Heh. Heh-heh. Pipe-weed.
My wife has fallen asleep at the Gates of Moria. Crapola. One of the most exciting parts of the whole freakin' movie. Well, I guess she's not gettin' any tonight. Serves her right.
"Nobody tosses a dwarf!" is probably the finest line in all of movie history.
That fucking Balrog can lick my Balsack.
If this was filmed in New Zealand, where the hell are all the kangaroos?
Frodo? Bilbo? What the hell kind of names ARE those? Are they supposed to be fucking Marx brothers or something?
Gimli. Stubby. Heh, heh-heh, heh.
Oooooh! So, Galadriel gave them those gay leaf-brooches. That clears that up. During the theatrical version I thought maybe they had just stopped off at the Bloomingdale's of Argonath.
Smokes. Boromir bit it hard. I guess he should've spent more time playing with his sword, and less time blowing ... his ... uh ... horn. I give up.
Yes, Frodo, hug your chubby lover, Sam. I'm okay with it if you are.
What kind of a stupid fucking ending is that? Thank God this movie did well enough so they could afford a sequel. Otherwise, it's like, leave me totally hanging.

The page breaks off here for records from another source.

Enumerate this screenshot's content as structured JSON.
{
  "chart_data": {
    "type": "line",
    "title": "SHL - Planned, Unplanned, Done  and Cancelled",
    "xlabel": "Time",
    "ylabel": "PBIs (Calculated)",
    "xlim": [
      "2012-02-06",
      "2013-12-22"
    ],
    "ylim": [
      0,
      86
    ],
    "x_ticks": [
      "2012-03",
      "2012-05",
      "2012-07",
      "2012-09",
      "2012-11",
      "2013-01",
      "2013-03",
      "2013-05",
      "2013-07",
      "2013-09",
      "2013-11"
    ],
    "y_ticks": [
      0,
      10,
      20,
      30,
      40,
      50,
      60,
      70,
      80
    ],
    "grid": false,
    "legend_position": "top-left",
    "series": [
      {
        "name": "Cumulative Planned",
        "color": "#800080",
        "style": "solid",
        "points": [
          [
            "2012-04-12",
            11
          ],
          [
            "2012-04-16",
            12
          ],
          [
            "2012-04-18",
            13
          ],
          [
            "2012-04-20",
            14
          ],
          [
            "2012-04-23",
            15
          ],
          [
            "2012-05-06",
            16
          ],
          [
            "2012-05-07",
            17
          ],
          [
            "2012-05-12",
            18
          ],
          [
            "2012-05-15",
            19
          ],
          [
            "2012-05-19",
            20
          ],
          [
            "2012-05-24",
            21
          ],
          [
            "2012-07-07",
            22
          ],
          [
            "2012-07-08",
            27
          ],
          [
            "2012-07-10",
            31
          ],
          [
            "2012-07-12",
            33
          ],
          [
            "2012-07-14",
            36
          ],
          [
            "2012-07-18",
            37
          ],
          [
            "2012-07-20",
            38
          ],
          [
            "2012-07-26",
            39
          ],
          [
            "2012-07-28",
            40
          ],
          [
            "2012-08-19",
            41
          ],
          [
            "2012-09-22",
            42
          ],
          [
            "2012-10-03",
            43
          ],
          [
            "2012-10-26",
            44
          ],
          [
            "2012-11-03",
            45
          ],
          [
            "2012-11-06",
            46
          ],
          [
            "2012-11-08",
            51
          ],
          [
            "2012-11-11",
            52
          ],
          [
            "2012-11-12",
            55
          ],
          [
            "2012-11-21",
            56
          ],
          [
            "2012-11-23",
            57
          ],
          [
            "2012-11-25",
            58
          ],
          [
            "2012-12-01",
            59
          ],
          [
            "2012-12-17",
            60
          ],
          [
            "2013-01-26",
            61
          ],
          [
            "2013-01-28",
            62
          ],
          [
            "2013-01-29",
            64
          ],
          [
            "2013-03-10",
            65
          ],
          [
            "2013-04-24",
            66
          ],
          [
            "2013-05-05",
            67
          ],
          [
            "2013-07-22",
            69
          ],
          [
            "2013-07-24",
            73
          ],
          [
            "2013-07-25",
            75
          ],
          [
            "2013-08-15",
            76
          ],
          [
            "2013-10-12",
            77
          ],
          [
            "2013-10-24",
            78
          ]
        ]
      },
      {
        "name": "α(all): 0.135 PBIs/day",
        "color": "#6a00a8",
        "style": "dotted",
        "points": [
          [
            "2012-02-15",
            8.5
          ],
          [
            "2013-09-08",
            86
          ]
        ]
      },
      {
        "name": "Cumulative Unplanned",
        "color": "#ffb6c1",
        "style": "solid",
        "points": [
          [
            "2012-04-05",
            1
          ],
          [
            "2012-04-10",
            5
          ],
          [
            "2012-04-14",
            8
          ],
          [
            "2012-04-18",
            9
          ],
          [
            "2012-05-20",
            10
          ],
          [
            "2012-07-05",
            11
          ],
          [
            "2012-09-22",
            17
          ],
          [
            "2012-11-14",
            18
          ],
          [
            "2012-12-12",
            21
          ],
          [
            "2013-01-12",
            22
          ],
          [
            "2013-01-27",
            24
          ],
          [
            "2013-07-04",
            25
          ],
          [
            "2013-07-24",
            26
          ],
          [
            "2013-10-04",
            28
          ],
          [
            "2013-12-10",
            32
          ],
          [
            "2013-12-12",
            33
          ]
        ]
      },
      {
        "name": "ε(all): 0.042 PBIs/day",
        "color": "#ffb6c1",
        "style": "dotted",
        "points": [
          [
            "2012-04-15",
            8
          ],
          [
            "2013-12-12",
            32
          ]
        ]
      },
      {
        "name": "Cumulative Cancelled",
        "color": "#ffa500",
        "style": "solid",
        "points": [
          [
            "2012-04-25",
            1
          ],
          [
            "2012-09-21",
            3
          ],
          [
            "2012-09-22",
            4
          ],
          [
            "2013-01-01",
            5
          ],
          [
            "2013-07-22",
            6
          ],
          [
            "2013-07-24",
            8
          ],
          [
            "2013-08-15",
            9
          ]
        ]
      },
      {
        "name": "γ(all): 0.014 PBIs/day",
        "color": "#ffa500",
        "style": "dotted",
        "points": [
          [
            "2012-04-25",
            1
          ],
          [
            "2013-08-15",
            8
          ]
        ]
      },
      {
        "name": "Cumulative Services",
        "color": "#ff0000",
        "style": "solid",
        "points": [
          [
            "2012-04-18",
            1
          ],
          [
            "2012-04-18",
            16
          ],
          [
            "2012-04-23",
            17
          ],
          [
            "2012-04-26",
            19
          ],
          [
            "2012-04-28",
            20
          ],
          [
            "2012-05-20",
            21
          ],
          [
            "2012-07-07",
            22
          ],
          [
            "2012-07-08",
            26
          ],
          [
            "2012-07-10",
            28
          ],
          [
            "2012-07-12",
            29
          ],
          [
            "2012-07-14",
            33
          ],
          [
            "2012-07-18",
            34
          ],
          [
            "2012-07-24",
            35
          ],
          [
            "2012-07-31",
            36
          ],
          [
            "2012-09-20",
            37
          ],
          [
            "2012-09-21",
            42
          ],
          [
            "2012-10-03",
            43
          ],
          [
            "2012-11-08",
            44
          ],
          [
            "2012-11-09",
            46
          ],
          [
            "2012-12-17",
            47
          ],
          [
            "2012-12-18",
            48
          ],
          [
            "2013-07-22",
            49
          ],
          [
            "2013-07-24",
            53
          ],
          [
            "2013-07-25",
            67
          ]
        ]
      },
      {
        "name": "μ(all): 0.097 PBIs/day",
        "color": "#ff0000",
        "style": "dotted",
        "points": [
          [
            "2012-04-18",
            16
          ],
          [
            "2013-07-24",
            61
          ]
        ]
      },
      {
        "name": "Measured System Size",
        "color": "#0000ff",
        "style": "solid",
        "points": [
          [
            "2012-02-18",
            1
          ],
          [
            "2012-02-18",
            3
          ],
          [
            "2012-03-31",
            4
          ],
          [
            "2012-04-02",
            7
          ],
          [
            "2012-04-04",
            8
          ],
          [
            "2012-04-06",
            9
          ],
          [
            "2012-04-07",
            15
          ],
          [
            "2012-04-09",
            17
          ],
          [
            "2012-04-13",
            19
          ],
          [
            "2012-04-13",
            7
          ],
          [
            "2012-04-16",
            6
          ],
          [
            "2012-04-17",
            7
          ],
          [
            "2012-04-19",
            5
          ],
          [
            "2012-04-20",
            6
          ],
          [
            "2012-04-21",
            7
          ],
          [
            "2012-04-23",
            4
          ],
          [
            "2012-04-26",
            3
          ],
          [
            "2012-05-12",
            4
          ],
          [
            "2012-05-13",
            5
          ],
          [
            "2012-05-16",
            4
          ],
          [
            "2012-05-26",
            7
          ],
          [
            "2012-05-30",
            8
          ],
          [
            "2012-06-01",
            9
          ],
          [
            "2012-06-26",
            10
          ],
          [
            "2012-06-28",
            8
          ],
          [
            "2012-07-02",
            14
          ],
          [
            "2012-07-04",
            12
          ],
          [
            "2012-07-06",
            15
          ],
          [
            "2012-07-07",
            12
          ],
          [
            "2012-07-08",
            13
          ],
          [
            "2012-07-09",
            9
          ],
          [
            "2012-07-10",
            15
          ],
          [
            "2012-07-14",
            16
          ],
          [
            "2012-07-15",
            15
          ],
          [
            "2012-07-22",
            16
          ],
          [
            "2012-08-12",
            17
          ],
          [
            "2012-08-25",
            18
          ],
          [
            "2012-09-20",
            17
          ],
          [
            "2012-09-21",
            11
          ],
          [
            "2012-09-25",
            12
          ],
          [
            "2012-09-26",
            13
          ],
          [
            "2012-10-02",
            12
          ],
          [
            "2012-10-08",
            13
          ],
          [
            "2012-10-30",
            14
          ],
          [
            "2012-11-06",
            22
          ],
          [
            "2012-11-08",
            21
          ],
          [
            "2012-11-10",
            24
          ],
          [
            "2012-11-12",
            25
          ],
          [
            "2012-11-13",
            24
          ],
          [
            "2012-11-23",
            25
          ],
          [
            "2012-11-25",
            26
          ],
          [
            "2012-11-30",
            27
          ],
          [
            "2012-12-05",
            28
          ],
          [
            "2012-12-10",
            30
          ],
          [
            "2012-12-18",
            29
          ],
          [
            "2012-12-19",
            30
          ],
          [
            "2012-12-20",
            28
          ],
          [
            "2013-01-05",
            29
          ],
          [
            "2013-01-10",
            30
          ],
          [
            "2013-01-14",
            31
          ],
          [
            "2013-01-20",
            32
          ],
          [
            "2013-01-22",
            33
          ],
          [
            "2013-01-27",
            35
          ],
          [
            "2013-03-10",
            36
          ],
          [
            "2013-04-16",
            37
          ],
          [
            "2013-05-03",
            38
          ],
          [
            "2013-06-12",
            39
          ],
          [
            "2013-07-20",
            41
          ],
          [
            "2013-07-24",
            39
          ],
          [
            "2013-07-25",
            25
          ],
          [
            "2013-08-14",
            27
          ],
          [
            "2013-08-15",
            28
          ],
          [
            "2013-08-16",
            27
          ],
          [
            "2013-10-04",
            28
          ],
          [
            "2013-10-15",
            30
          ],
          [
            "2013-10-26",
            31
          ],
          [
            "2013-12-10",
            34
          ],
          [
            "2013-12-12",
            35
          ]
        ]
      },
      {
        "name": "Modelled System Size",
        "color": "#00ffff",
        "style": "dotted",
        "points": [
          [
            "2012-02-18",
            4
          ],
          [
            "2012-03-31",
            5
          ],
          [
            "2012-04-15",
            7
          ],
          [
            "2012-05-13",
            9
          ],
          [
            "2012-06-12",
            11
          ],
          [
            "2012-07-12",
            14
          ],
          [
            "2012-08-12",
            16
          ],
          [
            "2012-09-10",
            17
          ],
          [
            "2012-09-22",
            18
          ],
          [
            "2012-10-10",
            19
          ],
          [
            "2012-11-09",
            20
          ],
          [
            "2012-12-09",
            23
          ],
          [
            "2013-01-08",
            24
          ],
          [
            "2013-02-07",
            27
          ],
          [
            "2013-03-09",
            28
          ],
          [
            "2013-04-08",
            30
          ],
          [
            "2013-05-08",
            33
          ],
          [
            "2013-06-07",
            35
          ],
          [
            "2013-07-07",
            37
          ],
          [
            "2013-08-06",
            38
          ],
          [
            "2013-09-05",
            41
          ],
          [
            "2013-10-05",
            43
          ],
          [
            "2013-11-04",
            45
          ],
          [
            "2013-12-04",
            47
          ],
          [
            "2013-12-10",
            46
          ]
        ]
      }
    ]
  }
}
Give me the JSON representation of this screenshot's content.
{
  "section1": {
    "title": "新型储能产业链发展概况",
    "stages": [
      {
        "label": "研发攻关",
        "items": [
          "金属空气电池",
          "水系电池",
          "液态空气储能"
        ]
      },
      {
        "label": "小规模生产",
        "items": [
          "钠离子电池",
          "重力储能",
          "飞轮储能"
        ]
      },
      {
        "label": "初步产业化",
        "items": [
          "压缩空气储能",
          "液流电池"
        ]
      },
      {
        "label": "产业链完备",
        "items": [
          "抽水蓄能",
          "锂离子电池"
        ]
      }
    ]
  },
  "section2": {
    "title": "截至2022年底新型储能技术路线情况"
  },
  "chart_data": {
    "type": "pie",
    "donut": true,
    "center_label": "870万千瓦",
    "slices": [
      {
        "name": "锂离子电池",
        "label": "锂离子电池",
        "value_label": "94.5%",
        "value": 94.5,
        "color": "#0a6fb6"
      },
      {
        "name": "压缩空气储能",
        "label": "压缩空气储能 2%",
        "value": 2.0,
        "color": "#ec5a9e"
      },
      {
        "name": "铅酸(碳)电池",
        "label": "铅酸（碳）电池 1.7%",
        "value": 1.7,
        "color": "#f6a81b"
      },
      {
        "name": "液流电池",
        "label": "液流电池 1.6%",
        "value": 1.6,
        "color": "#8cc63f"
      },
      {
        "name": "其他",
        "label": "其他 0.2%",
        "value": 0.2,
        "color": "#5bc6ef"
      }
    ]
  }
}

Ha-ha! I saw Dave and Chris's names in the credits. You guys are HUGE nerds. I mean, I knew you were geeks, but nerds, too?
I then proceeded to piss my pants and pass out.
Overall, I give TLOTR:TFOTR:SEE a 17 out of a possible 24 beer. It would've scored higher, but there was no gratuitous sex and no car chase.
I can't wait for THE LORD OF THE RINGS: THE TWO TOWERS: Special Super-Duper Extended All The Footage Peter Jackson Has Ever Shot Since He Was Twelve Edition. I'll need a keg.